Many, Much, Few & Little

Many is used with a noun that names things that we can count.
Much is used to describe things that we do not count.
Many (count/plural)   
Many manuscripts are
Many vehicles are
Many authors are
Much (noncount/singular)     
Much talk is
Much controversy is
Much criticism is
Some nouns can be either count or noncount, depending on their use:
Many of the troubles disappeared when he outlined his points.
Much of the trouble with his proposal was the lack of focus and of logical development of points.

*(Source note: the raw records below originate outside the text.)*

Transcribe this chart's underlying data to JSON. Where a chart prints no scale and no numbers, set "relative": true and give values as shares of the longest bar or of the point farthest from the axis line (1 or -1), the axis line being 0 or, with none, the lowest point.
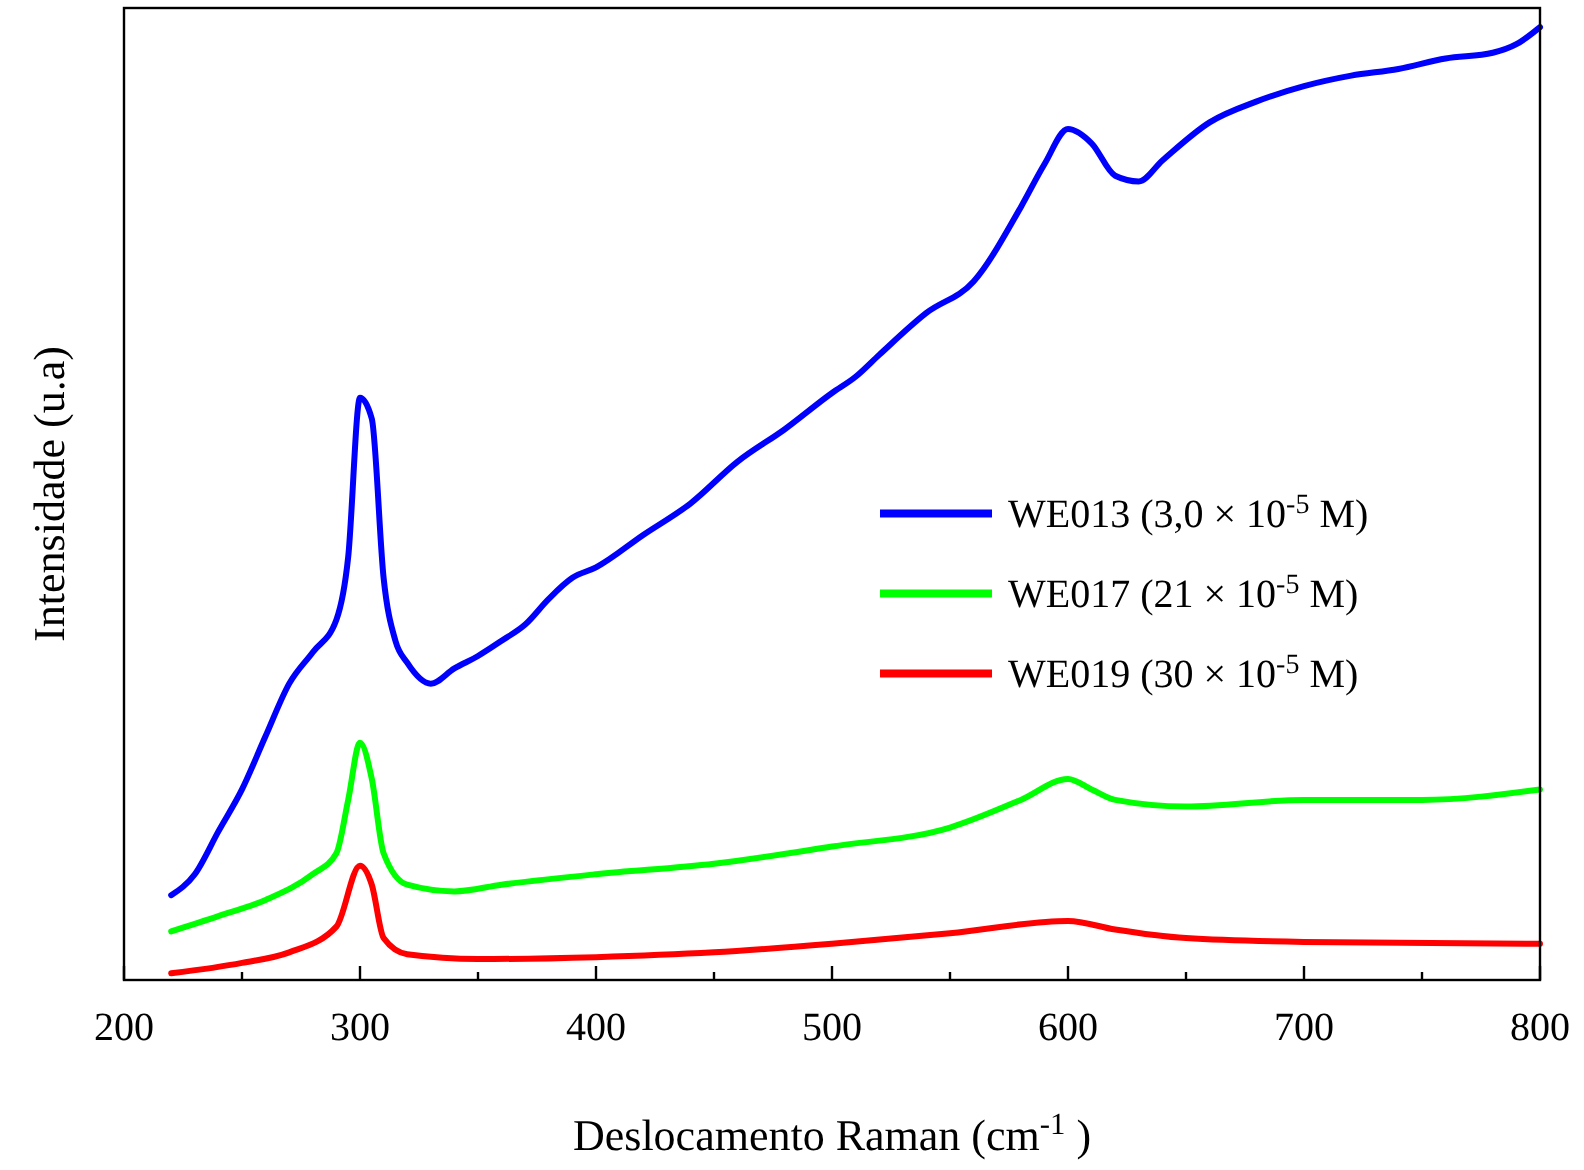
{
  "chart_data": {
    "type": "line",
    "relative": true,
    "xlabel": "Deslocamento Raman (cm$^{-1}$ )",
    "ylabel": "Intensidade (u.a)",
    "xlim": [
      200,
      800
    ],
    "xticks": [
      200,
      {
        "value": 250,
        "label": null
      },
      300,
      {
        "value": 350,
        "label": null
      },
      400,
      {
        "value": 450,
        "label": null
      },
      500,
      {
        "value": 550,
        "label": null
      },
      600,
      {
        "value": 650,
        "label": null
      },
      700,
      {
        "value": 750,
        "label": null
      },
      800
    ],
    "tick_labels": "x",
    "grid": false,
    "legend": "right",
    "line_style": "solid",
    "series": [
      {
        "name": "WE013 (3,0 × 10$^{-5}$ M)",
        "color": "#0000ff",
        "x": [
          220,
          230,
          240,
          250,
          260,
          270,
          280,
          290,
          295,
          300,
          305,
          310,
          315,
          320,
          330,
          340,
          350,
          360,
          370,
          380,
          390,
          400,
          420,
          440,
          460,
          480,
          500,
          510,
          520,
          540,
          560,
          580,
          590,
          600,
          610,
          620,
          630,
          640,
          660,
          680,
          700,
          720,
          740,
          760,
          780,
          790,
          800
        ],
        "values": [
          0.089,
          0.111,
          0.156,
          0.2,
          0.256,
          0.311,
          0.344,
          0.378,
          0.444,
          0.611,
          0.589,
          0.422,
          0.356,
          0.333,
          0.311,
          0.327,
          0.34,
          0.356,
          0.373,
          0.4,
          0.422,
          0.433,
          0.467,
          0.5,
          0.544,
          0.578,
          0.616,
          0.633,
          0.656,
          0.7,
          0.733,
          0.811,
          0.856,
          0.893,
          0.878,
          0.844,
          0.838,
          0.86,
          0.9,
          0.922,
          0.938,
          0.949,
          0.956,
          0.967,
          0.973,
          0.982,
          1
        ]
      },
      {
        "name": "WE017 (21 × 10$^{-5}$ M)",
        "color": "#00ff00",
        "x": [
          220,
          240,
          260,
          280,
          290,
          295,
          300,
          305,
          310,
          320,
          340,
          360,
          400,
          450,
          500,
          550,
          580,
          600,
          610,
          620,
          650,
          700,
          750,
          800
        ],
        "values": [
          0.051,
          0.067,
          0.084,
          0.111,
          0.133,
          0.189,
          0.249,
          0.211,
          0.133,
          0.1,
          0.093,
          0.1,
          0.111,
          0.122,
          0.14,
          0.16,
          0.189,
          0.211,
          0.2,
          0.189,
          0.182,
          0.189,
          0.189,
          0.2
        ]
      },
      {
        "name": "WE019 (30 × 10$^{-5}$ M)",
        "color": "#ff0000",
        "x": [
          220,
          250,
          270,
          290,
          300,
          305,
          310,
          320,
          350,
          400,
          450,
          500,
          550,
          600,
          620,
          650,
          700,
          800
        ],
        "values": [
          0.007,
          0.018,
          0.029,
          0.056,
          0.12,
          0.1,
          0.044,
          0.027,
          0.022,
          0.024,
          0.029,
          0.038,
          0.049,
          0.062,
          0.053,
          0.044,
          0.04,
          0.038
        ]
      }
    ]
  }
}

Little is used with uncountable and few is used with countable nouns. When we use few and little without the indefinite article, they usually have a negative meaning, but when we use them with the indefinite article, a little or a few, they have a more positive meaning. Compare the following:
I have few friends in England and I feel quite lonely.
I have a few friends in England, so I don't miss home so much.
I have little interest in classical music. I much prefer pop.
I have a little wine in the cellar. Would you like some?
Rather than little or few, we sometimes prefer to use a negative construction with much or many in conversational English, as it sounds slightly less formal:
He has little money. > He doesn't have very much money.
She had few friends. > She didn't have many friends.
Fewer / Less
Fewer and less are the comparative forms of few and little and are used with countable and uncountable nouns, respectively. Compare the following:
I've got a little (bit of) money in the bank. Not very much. Less than I had last year.
The weather was awful and fewer children took part in the procession this year.